Advances in sequencing technology have produced new methods to interrogate the entire transcriptome at a single base resolution. Massively parallel sequencing (MPS), also known as deep sequencing, can be used to quantify the levels of mRNA or microRNA expression (RNA-Seq) much like microarrays. However unlike microarrays, MPS technologies do not rely on the principle of hybridization to quantify expression, which requires a priori knowledge about the gene sequence in order to design complementary probes.
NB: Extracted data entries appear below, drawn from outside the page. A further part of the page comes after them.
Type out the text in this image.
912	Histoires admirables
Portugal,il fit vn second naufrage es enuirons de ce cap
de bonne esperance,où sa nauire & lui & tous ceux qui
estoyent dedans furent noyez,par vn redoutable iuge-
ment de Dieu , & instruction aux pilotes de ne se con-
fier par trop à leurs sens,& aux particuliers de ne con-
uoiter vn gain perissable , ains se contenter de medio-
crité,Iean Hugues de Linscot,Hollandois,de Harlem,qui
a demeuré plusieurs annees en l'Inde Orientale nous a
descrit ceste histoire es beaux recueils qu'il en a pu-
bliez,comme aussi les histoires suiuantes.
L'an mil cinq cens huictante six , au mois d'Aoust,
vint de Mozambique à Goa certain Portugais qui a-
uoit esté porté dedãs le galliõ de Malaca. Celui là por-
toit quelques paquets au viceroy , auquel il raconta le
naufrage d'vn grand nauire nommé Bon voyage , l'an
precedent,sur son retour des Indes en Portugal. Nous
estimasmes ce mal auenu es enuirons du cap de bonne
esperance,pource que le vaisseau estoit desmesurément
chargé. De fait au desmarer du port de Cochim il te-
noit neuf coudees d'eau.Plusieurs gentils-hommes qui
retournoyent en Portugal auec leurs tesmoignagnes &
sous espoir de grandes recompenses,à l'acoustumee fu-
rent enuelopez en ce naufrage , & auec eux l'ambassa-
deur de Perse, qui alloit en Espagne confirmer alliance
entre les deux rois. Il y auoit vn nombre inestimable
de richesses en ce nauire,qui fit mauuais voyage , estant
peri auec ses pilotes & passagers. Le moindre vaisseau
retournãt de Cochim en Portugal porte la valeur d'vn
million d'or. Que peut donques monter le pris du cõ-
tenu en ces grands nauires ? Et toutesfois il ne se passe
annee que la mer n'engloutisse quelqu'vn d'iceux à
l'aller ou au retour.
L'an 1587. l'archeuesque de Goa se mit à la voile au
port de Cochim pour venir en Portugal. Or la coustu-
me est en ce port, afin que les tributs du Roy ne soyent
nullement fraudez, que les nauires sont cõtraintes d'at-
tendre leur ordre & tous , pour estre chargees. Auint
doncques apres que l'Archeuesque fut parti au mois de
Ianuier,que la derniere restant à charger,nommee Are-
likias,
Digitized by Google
Instead MPS of the transcriptome begins with a reverse transcription reaction to generate a library of each sample and then sequences a portion of the millions of resulting cDNAs in each library. Each sequenced fragment is termed a ‘read’. Once sequenced, these reads are computationally mapped to a reference genome in order to find which gene the read most likely originated from. The number of reads that align to a given gene is proportional to the concentration of that gene's cDNA in the library and the level of expression for that gene. A comparison of read counts for a gene between groups of samples likely gives a good estimate of differences in expression levels for that gene. As sequencing does not rely on predetermined complementary probes, it has the ability to find novel transcribed sequences such as new exons or completely new genes. While several microarray platforms can measure the relative expression of individual exons and describe differential alternative splicing to some degree, the capability of MPS to capture splice junctions and to detect the expression of exons with greater resolution can greatly increase our understanding of how alternative splicing may contribute to lung disease. Although current MPS methods can be costly and have lower throughput than array-based methods, they have the capacity to characterize the transcriptome at an unprecedented amount of detail without any prior knowledge of gene sequences and many predict that MPS could eventually replace the microarray as the platform of choice for studies of gene expression. However, microarray technologies can complement MPS technologies by offering the ability to rapidly validate many novel sequences uncovered by RNA-Seq via a custom microarray and determine whether these sequences are differentially expressed across disease states in large numbers of clinical samples.


The ability of microarray technology to simultaneously measure the expression level of every known gene within a sample opens the door to new understanding of biological complexity. By studying gene expression patterns in samples from patients with disease, we can use this technology to elucidate underlying mechanisms of disease pathogenesis and uncover previously undefined molecular subtypes within a disease. We can also use gene expression microarrays to develop biomarkers that can aid in diagnosing disease or guide tailored therapy. Finally, disease specific gene expression patterns can be used to identify novel therapeutic uses for existing compounds. The use of these approaches in the study and treatment of pulmonary disease is continually expanding and will ultimately provide a better outcome and quality of life for patients with chronic lung disease.